Als ich im Fahrbericht des Dacia Bigster geschrieben habe, er sei ein Geländewagen, basierte die Aussage auf reinen Annahmen meinerseits. Jetzt hatte ich Gelegenheit, den Rumänen quasi unter Laborbedingungen im Verkehrssicherheitszentrum des TCS im Betzholz bei Hinwil tatsächlich zu testen.
Nach einigen Kilometern mit anderen Dacia-Modellen im Umfeld von Hinwil standen dann die zwei Geländesektionen für uns bereit. Zur Erinnerung ein paar technische Angaben zum Fahrzeug: Ein 1,2-Liter Dreizylinder mit einem Mildhybrid-System bringt 130 PS. Aktuell gibt es den Allradler nur mit einem 6-Gang Handschaltgetriebe. Das maximale Drehmoment liegt bei 230 Newtonmeter. Das Leergewicht wird mit 1500 kg angegeben. Nicht gerade viel für ein 4,57 Meter langes und 1,81 Meter breites Fahrzeug, das auf 1,7 Meter aufragt.
Und doch, die Leistungsdaten machen nicht unbedingt Mut beim Anblick der Herausforderungen im Gelände. Echte 4×4-Junkies werden sowieso die Nase rümpfen, ein Untersetzungsgetriebe gibt es im Bigster nämlich nicht. Dessen ist man sich aber auch bei Dacia bewusst, weshalb man Duster und Bigster als die besten Offroader ohne Untersetzungsgetriebe anpreist. Auch das ist eine ziemliche Ansage.

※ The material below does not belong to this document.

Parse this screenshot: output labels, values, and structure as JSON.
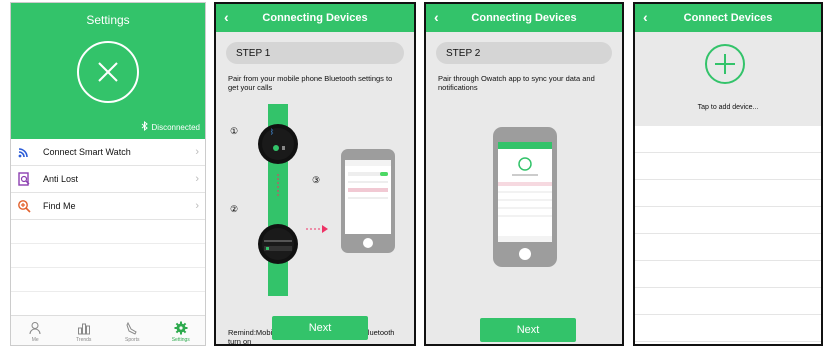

Steinig: Ist der Fahrer gefühlvoll an der Kupplung, lässt sich der Bigster problemlos über diese herausfordernde Piste steuern
Also nehme ich Platz im Bigster, den ich ja bereits aus dem Alltagstest kenne. Doch die Fahrten in jenem Rahmen drehten sich mehr um Praxisnutzen, jetzt hingegen drehe ich zum ersten Mal den Knopf des Terrain Control System. Während auf der Strasse Auto oder Eco in 99,9% der Fälle perfekt sein dürften, stehen auch noch Mud, Snow und Lock zur Verfügung. Die Instruktoren des TCS empfehlen uns die Lock-Einstellung. Jetzt noch die Sitze richtig justiert, Scheiben einen Spalt offen und die Spiegel eingestellt.

Steil, unbefestigt – Kein Problem für den Dacia Bigster 4×4
Schon geht es auf eine mit bis zu 30 Zentimeter grossen lockeren Steinen gefüllte Steigung. Der Kupplungsfuss ist bereit, denn sofortiges Absterben droht an jedem der grösseren Brocken. Tatsächlich stellt der Dreizylinder für einen kurzen Moment seinen Dienst ein. Netterweise erweckt ihn ein schneller Druck auf das Kupplungspedal sofort wieder auf. Mit Gefühl geht es nach oben. Erstes Hindernis geschafft.

Lock: Die Empfehlung der Geländexperten ist klar
Für die Wasserdurchfahrt wird ein mittleres Tempo empfohlen. Zu langsam und man sinkt eventuell ziemlich nachhaltig ein. Zu schnell und man schenkt dem Benziner statt Luft reines H2O ein. Auch dieses Unterfangen gelingt spielend leicht.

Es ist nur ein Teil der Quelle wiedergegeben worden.